Forgiving the poor attempt at humor in the lede, the Los Angeles Times had a good, informative story about the existential crisis facing the Conservative movement of American Judaism. The news hook was a meeting in Las Vegas of the Rabbinical Assembly, at which Conservative Judaism's spiritual leaders discussed rebranding the movement.
In case you're not familiar, Conservative Judaism is not exactly what it sounds like. It started in Germany in the mid-1800s as a response to Reform Judaism, and is actually older that image. Conservative Judaism is seen as a hedge between Orthodox and Reform Judaism, but that isn't really accurate either. Generally speaking, the Conservative movement places value both on the modernity and meaningfulness emphasized by the Reform and on the Jewish tradition and law emphasized by the Orthodox.
My Jewish law professor at UCLA is a Conservative rabbi, and there is a lot more detail I could go into here. But the important thing to know is that Conservative in the Jewish theological sense is not the same as being conservative politically. It's about following Jewish tradition while adjusting to changes in society.
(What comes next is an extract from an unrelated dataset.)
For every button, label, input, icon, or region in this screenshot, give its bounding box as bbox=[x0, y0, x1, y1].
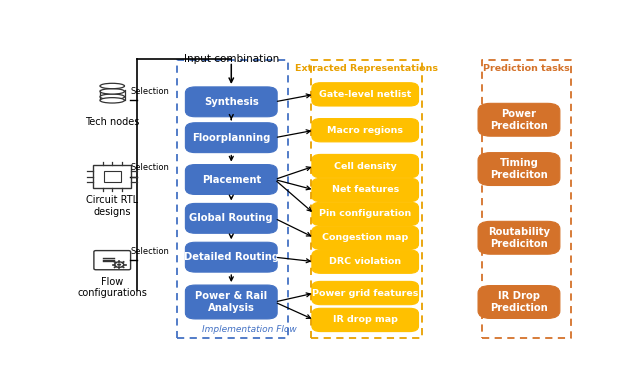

Which brings me back to Mitchell Landsberg's story for the LAT.
Landsberg does a good job capturing the concern among leading Conservative rabbis. And he has some good details form the frontlines; he also puts Conservative Judaism's decline in the context of slipping numbers for other Jewish denominations and mainline Christian denominations.
But then I got to this section toward the end, and when Rabbi David Wolpe mentioned "ideology," I realized that I was more than halfway through the story about rebranding Conservative Judaism but had only my own knowledge of Conservative doctrine to rely on:
The Conservative rabbis won't become car salesmen, but they batted around some fairly radical ideas and predictably stirred up some opposition.
There was talk of eliminating membership dues for synagogues or switching to a la carte "fee-for-service" plans -- so that a parent who wants only to send his or her child to religious school won't also be paying to support the congregation's other programs. But some said dues give congregants a vital sense of ownership.
Wolpe, the Sinai Temple rabbi, said the movement needs a slogan, one that's short enough to fit on a bumper sticker. He suggested "A Judaism of Relationships."
"We don't have a coherent ideology," he told his fellow rabbis. "If you ask everybody in this room 'What does Conservative Judaism stand for?' my guess is that you'd get 100 different answers. . . . That may be religiously a beautiful thing, but if you want a movement, that's not such a hot result."
Fortunately, Landsberg sprinkles some of Conservative Judaism's theological foundation in the final paragraphs. And I guess it's better late than never.
But one question not answered was how this effort at rebranding will be any different or more successful than anything that's been done in the past. As Landsberg noted, Conservative Judaism has been sliding for a good while now. This is neither a new phenomenon nor a first attempt at turning things around.
Landsberg also mentions the Conservative movement in Israel, known as Masorti, but doesn't ask or answer the question of whether there is anything the Conservative Jews in the United States can learn from their younger brother in Israel.
Getting into those details may not be as compelling as quotes warning that the end may be nigh. But it would make a good story a better one.